News Release

DNA games: From computing to espionage

Meeting Announcement

Cold Spring Harbor Laboratory

A Public Seminar, "DNA Games: From Computing to Espionage" will be held in Grace Auditorium at Cold Spring Harbor Laboratory on Monday, June 26 at 7:00 PM. Admission is free, but reservations are required. For information and to make reservations, call 516-367-8455. Teenagers and adults alike are encouraged to attend. A reception will follow the seminar.

Featuring:

Viviana Risca, student at Paul D. Schreiber Senior High School in Port Washington, New York and winner of this year's national Intel Science Talent Search. Viviana will speak about how she and her colleagues encoded the secret message, "June 6 invasion: Normandy" in a piece of synthetic DNA, hid this message in a vast excess of human DNA on a microdot, and successfully retrieved the secret message from letters posted in the U.S. mail. Viviana's mentor was Dr. Carter Bancroft of Mount Sinai School of Medicine.

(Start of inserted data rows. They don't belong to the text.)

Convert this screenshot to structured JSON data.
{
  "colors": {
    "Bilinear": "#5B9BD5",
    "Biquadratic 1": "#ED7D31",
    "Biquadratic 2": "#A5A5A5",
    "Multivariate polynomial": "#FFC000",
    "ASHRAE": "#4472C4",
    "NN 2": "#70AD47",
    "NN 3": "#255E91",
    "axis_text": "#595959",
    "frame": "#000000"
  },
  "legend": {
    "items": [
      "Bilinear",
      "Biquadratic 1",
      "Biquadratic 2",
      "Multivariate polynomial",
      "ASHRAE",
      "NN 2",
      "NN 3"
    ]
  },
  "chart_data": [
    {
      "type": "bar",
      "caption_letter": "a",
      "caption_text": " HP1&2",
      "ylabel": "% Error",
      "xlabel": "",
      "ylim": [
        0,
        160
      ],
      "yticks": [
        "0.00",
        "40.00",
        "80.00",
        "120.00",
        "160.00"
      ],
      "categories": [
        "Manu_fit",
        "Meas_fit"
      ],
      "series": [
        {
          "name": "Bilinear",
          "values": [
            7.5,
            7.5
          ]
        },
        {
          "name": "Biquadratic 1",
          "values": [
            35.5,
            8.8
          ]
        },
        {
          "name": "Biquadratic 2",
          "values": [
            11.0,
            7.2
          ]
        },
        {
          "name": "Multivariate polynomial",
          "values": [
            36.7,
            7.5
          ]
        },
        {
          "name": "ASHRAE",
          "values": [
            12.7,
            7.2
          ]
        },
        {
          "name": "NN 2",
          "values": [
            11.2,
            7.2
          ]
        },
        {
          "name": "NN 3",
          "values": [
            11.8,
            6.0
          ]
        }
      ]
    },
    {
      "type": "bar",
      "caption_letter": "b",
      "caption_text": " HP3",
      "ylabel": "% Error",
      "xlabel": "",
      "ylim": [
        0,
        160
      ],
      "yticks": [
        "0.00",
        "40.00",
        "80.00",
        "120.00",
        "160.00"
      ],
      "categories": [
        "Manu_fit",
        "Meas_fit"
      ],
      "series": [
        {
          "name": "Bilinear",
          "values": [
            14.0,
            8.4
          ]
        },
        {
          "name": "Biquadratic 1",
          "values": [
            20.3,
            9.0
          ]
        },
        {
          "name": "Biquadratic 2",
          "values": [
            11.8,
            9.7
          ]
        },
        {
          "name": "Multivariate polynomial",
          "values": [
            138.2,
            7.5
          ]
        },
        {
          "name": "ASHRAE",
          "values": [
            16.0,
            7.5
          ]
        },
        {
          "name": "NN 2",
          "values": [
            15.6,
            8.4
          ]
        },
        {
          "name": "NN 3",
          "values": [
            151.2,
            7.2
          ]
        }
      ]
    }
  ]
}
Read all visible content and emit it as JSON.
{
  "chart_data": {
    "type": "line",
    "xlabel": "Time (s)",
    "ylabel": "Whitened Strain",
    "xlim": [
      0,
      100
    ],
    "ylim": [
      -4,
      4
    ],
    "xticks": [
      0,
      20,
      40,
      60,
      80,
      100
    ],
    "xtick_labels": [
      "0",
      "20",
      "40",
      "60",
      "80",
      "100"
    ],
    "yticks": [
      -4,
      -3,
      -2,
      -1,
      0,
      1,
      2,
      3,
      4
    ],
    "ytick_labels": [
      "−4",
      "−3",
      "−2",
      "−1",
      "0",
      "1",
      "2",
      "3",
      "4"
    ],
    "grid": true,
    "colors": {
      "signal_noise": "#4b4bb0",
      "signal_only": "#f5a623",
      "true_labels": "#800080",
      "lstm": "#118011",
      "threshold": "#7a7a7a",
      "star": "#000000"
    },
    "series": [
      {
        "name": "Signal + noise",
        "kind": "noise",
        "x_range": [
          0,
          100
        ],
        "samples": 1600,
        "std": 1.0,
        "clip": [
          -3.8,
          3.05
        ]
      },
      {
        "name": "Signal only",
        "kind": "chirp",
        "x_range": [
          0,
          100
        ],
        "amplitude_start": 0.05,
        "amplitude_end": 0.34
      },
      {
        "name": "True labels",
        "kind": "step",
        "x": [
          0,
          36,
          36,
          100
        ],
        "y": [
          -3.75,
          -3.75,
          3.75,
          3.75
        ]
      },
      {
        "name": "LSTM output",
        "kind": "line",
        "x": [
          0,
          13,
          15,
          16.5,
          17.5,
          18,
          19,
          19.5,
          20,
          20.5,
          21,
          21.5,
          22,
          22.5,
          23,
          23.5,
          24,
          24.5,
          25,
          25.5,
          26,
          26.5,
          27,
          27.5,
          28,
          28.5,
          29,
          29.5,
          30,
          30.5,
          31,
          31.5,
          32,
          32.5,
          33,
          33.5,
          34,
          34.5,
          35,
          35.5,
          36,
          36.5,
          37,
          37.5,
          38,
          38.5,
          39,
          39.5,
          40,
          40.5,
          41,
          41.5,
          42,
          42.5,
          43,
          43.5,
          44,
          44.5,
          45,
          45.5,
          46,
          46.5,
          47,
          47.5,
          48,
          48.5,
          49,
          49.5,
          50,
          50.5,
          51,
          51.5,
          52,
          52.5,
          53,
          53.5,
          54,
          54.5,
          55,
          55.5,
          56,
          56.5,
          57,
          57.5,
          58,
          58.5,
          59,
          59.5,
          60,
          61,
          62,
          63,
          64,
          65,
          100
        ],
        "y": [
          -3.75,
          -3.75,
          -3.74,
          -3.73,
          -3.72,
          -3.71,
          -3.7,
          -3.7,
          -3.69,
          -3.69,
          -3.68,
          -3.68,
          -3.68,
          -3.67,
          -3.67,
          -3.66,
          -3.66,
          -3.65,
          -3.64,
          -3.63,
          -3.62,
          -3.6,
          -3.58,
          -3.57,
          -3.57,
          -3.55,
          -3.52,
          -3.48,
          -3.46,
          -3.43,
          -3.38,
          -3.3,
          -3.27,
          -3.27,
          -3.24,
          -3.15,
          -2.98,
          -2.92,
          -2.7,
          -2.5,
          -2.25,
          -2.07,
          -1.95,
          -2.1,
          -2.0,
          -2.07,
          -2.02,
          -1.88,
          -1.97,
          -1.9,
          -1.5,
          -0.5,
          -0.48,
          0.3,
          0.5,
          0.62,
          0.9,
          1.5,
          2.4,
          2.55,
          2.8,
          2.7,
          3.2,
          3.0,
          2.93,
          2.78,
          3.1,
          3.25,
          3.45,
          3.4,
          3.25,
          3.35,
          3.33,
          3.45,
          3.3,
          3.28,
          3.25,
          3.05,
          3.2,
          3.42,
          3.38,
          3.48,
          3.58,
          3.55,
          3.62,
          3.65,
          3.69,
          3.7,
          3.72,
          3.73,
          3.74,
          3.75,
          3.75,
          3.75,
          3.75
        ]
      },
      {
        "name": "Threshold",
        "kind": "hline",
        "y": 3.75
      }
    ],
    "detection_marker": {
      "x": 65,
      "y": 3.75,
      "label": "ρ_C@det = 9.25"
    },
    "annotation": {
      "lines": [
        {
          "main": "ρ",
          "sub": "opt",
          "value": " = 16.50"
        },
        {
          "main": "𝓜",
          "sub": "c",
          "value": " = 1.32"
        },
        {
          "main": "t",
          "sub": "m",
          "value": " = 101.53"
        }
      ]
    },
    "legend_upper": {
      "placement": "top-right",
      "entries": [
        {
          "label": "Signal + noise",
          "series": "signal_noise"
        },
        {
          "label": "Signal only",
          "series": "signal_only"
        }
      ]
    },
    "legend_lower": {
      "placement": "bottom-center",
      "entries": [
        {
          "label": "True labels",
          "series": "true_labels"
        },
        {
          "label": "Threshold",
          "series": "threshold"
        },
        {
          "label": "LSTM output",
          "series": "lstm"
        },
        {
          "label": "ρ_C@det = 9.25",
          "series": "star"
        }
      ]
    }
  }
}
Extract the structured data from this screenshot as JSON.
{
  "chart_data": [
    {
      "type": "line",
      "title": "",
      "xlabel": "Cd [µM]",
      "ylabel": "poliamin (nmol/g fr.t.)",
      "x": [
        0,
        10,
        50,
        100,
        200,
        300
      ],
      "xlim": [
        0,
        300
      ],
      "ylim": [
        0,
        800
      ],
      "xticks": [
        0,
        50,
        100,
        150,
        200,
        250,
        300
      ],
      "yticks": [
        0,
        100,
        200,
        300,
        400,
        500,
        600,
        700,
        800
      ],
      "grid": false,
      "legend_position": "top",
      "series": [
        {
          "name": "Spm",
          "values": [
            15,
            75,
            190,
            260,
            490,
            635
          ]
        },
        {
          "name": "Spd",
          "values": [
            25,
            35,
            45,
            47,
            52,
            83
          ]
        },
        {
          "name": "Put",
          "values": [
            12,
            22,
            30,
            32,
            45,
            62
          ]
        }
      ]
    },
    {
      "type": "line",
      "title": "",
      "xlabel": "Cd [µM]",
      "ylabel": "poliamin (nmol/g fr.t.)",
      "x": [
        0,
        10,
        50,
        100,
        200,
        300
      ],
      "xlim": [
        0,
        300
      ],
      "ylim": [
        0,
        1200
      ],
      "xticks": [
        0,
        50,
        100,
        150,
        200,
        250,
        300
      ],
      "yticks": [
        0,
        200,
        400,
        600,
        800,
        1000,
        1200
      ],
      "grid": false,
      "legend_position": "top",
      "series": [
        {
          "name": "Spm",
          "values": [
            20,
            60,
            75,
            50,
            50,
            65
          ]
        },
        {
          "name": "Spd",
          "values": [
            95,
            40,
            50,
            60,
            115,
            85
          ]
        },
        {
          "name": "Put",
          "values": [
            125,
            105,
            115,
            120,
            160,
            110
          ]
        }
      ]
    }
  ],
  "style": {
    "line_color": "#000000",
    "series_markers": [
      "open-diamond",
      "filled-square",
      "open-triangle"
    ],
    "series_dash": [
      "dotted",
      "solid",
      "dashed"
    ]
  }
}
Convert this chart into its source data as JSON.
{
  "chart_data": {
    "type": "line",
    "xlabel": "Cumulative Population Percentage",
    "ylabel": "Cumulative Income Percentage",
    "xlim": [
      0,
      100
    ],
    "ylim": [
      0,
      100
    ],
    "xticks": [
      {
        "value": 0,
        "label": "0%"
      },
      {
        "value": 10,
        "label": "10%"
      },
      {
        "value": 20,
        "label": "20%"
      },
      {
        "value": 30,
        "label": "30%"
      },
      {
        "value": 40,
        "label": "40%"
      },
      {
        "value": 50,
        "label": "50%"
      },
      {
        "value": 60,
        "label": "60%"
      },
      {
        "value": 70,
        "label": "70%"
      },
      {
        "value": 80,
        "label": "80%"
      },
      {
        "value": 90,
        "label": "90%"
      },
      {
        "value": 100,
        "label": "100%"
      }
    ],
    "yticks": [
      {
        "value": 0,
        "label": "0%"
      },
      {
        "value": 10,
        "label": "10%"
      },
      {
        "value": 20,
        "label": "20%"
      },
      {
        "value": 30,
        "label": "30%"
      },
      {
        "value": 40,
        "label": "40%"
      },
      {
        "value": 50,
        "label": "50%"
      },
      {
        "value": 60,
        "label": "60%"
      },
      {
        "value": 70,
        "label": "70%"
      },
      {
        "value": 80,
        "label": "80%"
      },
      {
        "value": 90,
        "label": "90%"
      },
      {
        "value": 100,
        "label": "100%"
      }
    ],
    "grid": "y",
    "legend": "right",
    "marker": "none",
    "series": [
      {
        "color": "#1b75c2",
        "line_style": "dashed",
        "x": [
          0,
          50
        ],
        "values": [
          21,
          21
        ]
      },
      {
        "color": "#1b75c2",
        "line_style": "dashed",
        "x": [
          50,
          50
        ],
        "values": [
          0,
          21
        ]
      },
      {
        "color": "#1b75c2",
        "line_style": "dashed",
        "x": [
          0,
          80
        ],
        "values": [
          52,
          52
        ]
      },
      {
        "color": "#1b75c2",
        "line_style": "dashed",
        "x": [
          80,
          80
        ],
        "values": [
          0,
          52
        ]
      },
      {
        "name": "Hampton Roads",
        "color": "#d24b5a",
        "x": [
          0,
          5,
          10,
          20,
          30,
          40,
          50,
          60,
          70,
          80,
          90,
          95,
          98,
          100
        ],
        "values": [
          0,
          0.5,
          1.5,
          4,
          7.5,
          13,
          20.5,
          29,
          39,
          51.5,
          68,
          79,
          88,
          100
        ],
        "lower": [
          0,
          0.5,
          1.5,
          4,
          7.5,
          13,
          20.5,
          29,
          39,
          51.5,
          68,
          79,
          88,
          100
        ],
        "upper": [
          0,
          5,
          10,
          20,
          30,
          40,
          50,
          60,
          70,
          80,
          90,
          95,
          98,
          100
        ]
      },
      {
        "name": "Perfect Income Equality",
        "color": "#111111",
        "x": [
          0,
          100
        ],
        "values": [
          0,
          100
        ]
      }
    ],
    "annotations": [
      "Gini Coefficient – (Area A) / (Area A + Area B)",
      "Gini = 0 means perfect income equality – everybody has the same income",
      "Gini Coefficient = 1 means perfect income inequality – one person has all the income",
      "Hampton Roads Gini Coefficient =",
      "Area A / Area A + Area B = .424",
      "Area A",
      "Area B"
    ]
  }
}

Dr. Laura F. Landweber, Assistant Professor, Princeton University. In addition to her studies of molecular evolution and the origin of our natural genetic code, Dr. Landweber is a pioneer in a field known colloquially as DNA computing. She will speak about how one can harness the information bearing capacity of DNA and other nucleic acids to compute; for example, creating and using a code in RNA to solve mathematical problems from chess. Molecular computing of this kind has the potential to outperform electronic computers by using a billion times less energy while storing data in one trillion times less space.

Introduction by James D. Watson, President, Cold Spring Harbor Laboratory. Dr. Watson received the Nobel Prize in 1962 for his discovery, with Francis Crick and Maurice Wilkins, of the double helical structure of DNA.